As the title may anticipate, this collection is also about women trying to escape from the trappings of patriarchal entrenched networks of Japanese society (or any society) to reach a place, real or imaginary, where they are and can be warriors: the Samurais of a new world order where the colour “pink” has the same value as the colour blue. “A Samurai’s Pink House” is that incubating sanctuary for a new and necessary order that calls for genders to be equalized, in their difference. Is it that envisaged sphere where men and women can grow out of each other, where the other is the Same and the Same is the other, where we discover ourselves in the difference of the other, naturally, gradually, suspending thought and judgement, the ‘grammar’ that has insisted on defining us and which equates violence, a violence to our being, our beingness.

The clear, smooth and crystal-like language of Sonia Saikaley falls on us like gentle kissing cherry blossom petals, calling us to enter what Luce Irigaray calls a “silence”, an “openness that nothing or no one occupies, or preoccupies—no language, no world, no God” (17) in I Love to You: Sketch of a Possible Felicity in History—so that we can BE, experience being without a restrictive a priori. In this space of silence and openness we are called to the responsibility of finding the self in the non-self, the other in the self and the self in the other, all in a delicate beautiful dance that erases and suspends hierarchies, allowing us to be like the Great Buddha, enter and call upon us the great nothingness that is a very rich everythingness: “In simple robes,/no frills, no boa-feathered scarves/Waiting for a long-lost lover’s embrace,/Waiting, waiting, waiting.” The collection is filled with images that conjure up love, expectation, yearning—that eternal and patient waiting of the Great Buddha who knows that the Way can and will arrive. We just have to be resolute and work toward it: it is our responsibility to do so by getting out of ourselves and entering a wholeness that fills and fulfils, a wholeness that is kind to each part that makes it.

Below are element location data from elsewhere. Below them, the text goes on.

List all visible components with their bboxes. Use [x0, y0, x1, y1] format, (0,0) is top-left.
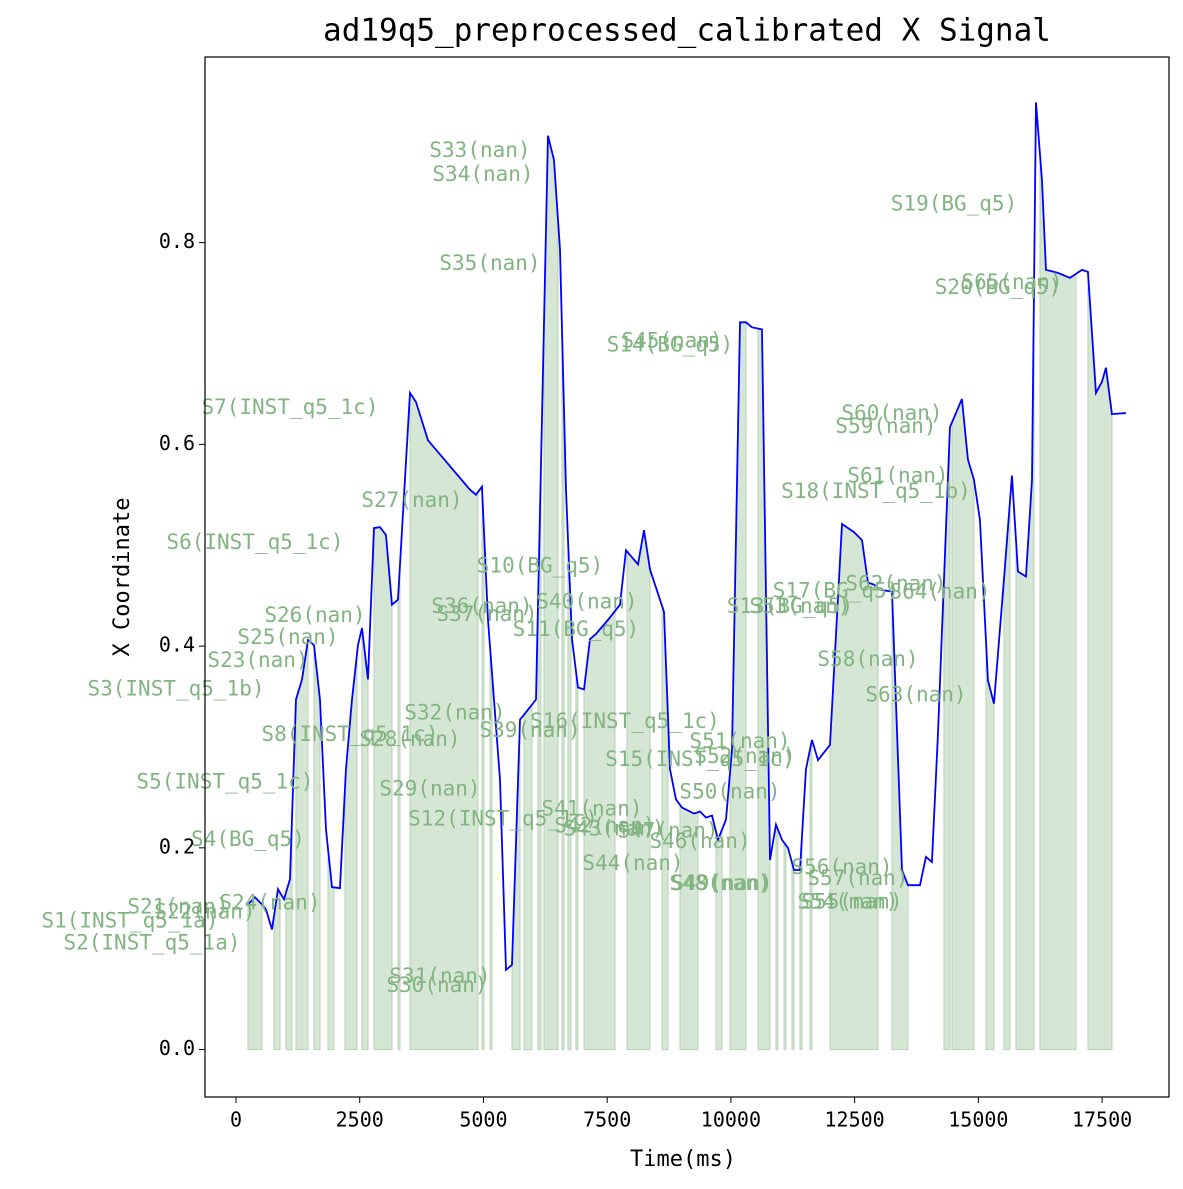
- segment-label: S41(nan): [541, 797, 642, 821]
- segment-label: S12(INST_q5_1c): [408, 807, 598, 831]
- x-tick-label: 5000: [459, 1108, 507, 1132]
- span-area: [783, 840, 787, 1051]
- x-tick-label: 17500: [1072, 1108, 1132, 1132]
- segment-label: S15(INST_q5_1c): [605, 747, 795, 771]
- segment-label: S19(BG_q5): [891, 191, 1017, 215]
- x-tick-label: 0: [230, 1108, 242, 1132]
- segment-label: S5(INST_q5_1c): [136, 769, 313, 793]
- segment-label: S34(nan): [432, 162, 533, 186]
- segment-label: S46(nan): [649, 829, 750, 853]
- segment-label: S54(nan): [797, 889, 898, 913]
- segment-label: S30(nan): [386, 973, 487, 997]
- segment-label: S6(INST_q5_1c): [166, 530, 343, 554]
- x-tick-label: 7500: [583, 1108, 631, 1132]
- span-area: [775, 824, 779, 1051]
- chart-title: ad19q5_preprocessed_calibrated X Signal: [323, 13, 1051, 49]
- segment-label: S47(nan): [617, 819, 718, 843]
- segment-label: S25(nan): [237, 625, 338, 649]
- span-area: [313, 645, 321, 1051]
- segment-label: S28(nan): [359, 727, 460, 751]
- y-tick-label: 0.0: [159, 1036, 195, 1060]
- y-tick-label: 0.2: [159, 834, 195, 858]
- segment-label: S39(nan): [479, 718, 580, 742]
- segment-label: S42(nan): [554, 814, 655, 838]
- segment-label: S24(nan): [219, 890, 320, 914]
- segment-label: S60(nan): [841, 401, 942, 425]
- y-axis-label: X Coordinate: [110, 498, 135, 657]
- plot-frame: [204, 56, 1170, 1098]
- segment-label: S36(nan): [431, 594, 532, 618]
- segment-label: S49(nan): [671, 871, 772, 895]
- segment-label: S55(nan): [801, 889, 902, 913]
- segment-label: S27(nan): [361, 488, 462, 512]
- segment-label: S3(INST_q5_1b): [87, 676, 264, 700]
- x-axis-label: Time(ms): [630, 1147, 736, 1172]
- span-area: [791, 862, 795, 1051]
- span-area: [715, 829, 723, 1051]
- x-tick-label: 15000: [948, 1108, 1008, 1132]
- segment-label: S56(nan): [791, 855, 892, 879]
- segment-label: S16(INST_q5_1c): [530, 709, 720, 733]
- y-tick-label: 0.6: [159, 431, 195, 455]
- segment-label: S1(INST_q5_1a): [41, 908, 218, 932]
- segment-label: S48(nan): [669, 871, 770, 895]
- lines: [247, 102, 1127, 972]
- segment-label: S58(nan): [817, 647, 918, 671]
- segment-label: S59(nan): [835, 414, 936, 438]
- spans: [247, 135, 1113, 1051]
- segment-label: S2(INST_q5_1a): [63, 931, 240, 955]
- segment-label: S20(BG_q5): [935, 275, 1061, 299]
- segment-label: S57(nan): [807, 866, 908, 890]
- segment-label: S4(BG_q5): [191, 827, 305, 851]
- y-tick-label: 0.4: [159, 633, 195, 657]
- segment-label: S21(nan): [127, 894, 228, 918]
- segment-label: S29(nan): [379, 776, 480, 800]
- segment-label: S31(nan): [389, 964, 490, 988]
- segment-label: S18(INST_q5_1b): [781, 479, 971, 503]
- span-area: [561, 329, 565, 1051]
- ticks: 0 2500 5000 7500 10000 12500 15000 17500 0.0 0.2 0…: [159, 229, 1132, 1131]
- segment-label: S52(nan): [694, 744, 795, 768]
- segment-label: S44(nan): [582, 851, 683, 875]
- span-area: [523, 703, 533, 1051]
- span-area: [361, 627, 369, 1051]
- segment-label: S23(nan): [207, 648, 308, 672]
- segment-label: S7(INST_q5_1c): [201, 395, 378, 419]
- segment-label: S50(nan): [679, 779, 780, 803]
- segment-label: S63(nan): [865, 683, 966, 707]
- segment-label: S61(nan): [847, 464, 948, 488]
- segment-label: S35(nan): [439, 251, 540, 275]
- x-tick-label: 10000: [701, 1108, 761, 1132]
- segment-label: S43(nan): [563, 817, 664, 841]
- segment-label: S64(nan): [889, 580, 990, 604]
- segment-label: S62(nan): [845, 572, 946, 596]
- segment-label: S14(BG_q5): [607, 332, 733, 356]
- segment-label: S33(nan): [429, 138, 530, 162]
- segment-label: S11(BG_q5): [513, 617, 639, 641]
- segment-label: S40(nan): [536, 590, 637, 614]
- segment-label: S53(nan): [749, 594, 850, 618]
- span-area: [1003, 501, 1011, 1051]
- segment-label: S32(nan): [404, 701, 505, 725]
- x-tick-label: 2500: [336, 1108, 384, 1132]
- signal-line: [247, 102, 1127, 972]
- segment-label: S51(nan): [689, 729, 790, 753]
- segment-label: S26(nan): [264, 603, 365, 627]
- annotations: S1(INST_q5_1a)S2(INST_q5_1a)S21(nan)S22(…: [41, 138, 1062, 997]
- segment-label: S8(INST_q5_1c): [261, 722, 438, 746]
- x-tick-label: 12500: [825, 1108, 885, 1132]
- segment-label: S37(nan): [436, 602, 537, 626]
- segment-label: S45(nan): [621, 328, 722, 352]
- y-tick-label: 0.8: [159, 229, 195, 253]
- segment-label: S65(nan): [961, 270, 1062, 294]
- segment-label: S10(BG_q5): [477, 553, 603, 577]
- segment-label: S17(BG_q5): [773, 579, 899, 603]
- segment-label: S13(BG_q5): [727, 594, 853, 618]
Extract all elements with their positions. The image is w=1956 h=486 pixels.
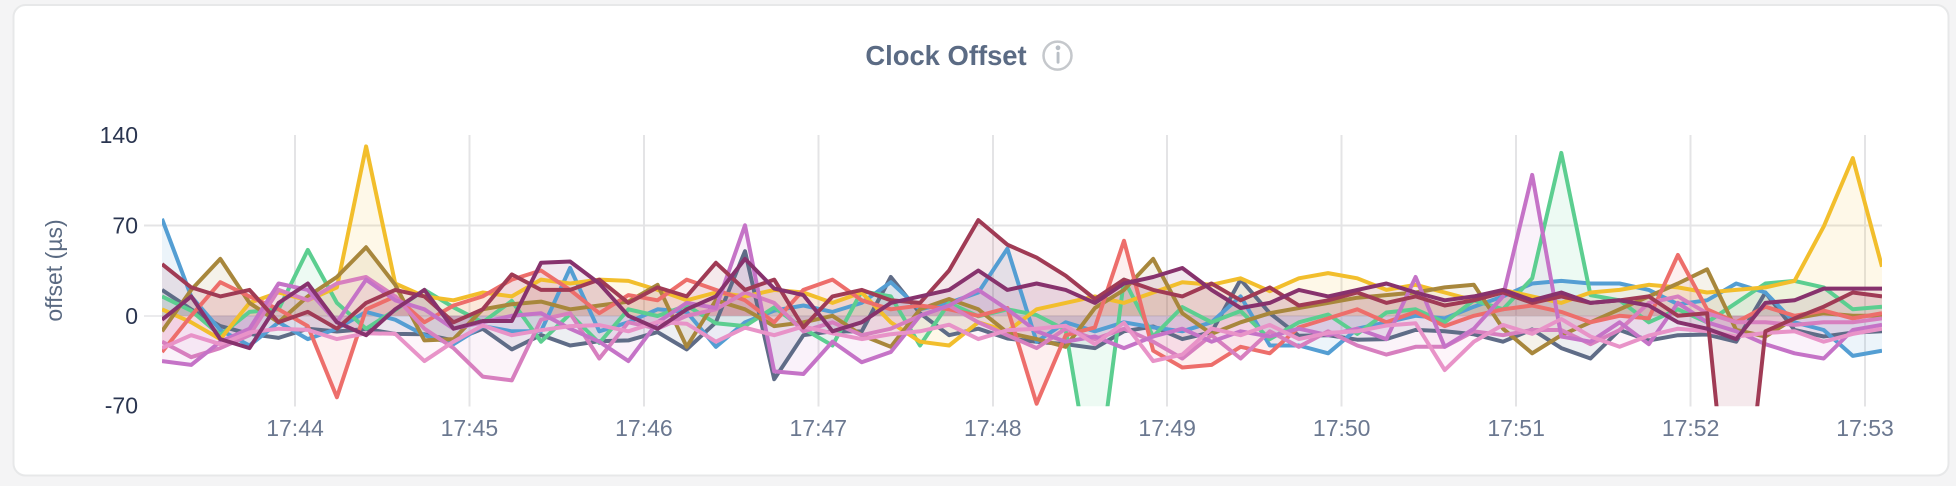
- svg-text:17:44: 17:44: [266, 415, 324, 441]
- svg-text:17:52: 17:52: [1662, 415, 1720, 441]
- svg-text:17:47: 17:47: [790, 415, 848, 441]
- svg-text:17:51: 17:51: [1487, 415, 1545, 441]
- svg-text:140: 140: [100, 122, 138, 148]
- svg-text:0: 0: [125, 303, 138, 329]
- svg-text:offset (µs): offset (µs): [41, 219, 67, 321]
- svg-text:17:46: 17:46: [615, 415, 673, 441]
- svg-text:70: 70: [112, 212, 138, 238]
- svg-text:Clock Offset: Clock Offset: [865, 40, 1026, 71]
- svg-text:-70: -70: [105, 392, 138, 418]
- svg-text:17:49: 17:49: [1138, 415, 1196, 441]
- svg-text:17:48: 17:48: [964, 415, 1022, 441]
- svg-text:17:50: 17:50: [1313, 415, 1371, 441]
- svg-text:17:45: 17:45: [441, 415, 499, 441]
- svg-text:17:53: 17:53: [1836, 415, 1894, 441]
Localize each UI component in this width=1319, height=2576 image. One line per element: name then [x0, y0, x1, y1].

The world that the poet takes us into is filled with indigo blue skies, cherry tree blossoms, soft breezes, snowflakes gently kissing our skin, ancient temples and shrines, poets singing to the frogs and frogs singing to the poets, women’s rebellious or passive agency disguised as acquiescence, the live scents of warm tea, its vapours perfuming our souls in an act that merges matter and spirit annihilating our partition, the stunning colour of saffron skies, bodies in daring forbidden acts of love… All of this, offered to us in a gentle bath of words, singing with persistence into our ear, into our soul, calling us to a higher order. We are invited to feel and feel and feel: the sorrow, the beauty and deep pain that life is, the great longing for what it could be. Immersed in the body, with its calling carnal desires and the weight and pain of the material, we yearn to take off in flight, becoming, becoming, entering the Great Buddha state and exiting the body material. A Samurai’s Pink House speaks of a love—a beautiful love that demands. A love that knows we are beings of the universe and possess a spirit that calls. 

Works Cited

Irigaray, Luce. I Love to You: Sketch of a Possible Felicity in History. New York: Routledge, 1996.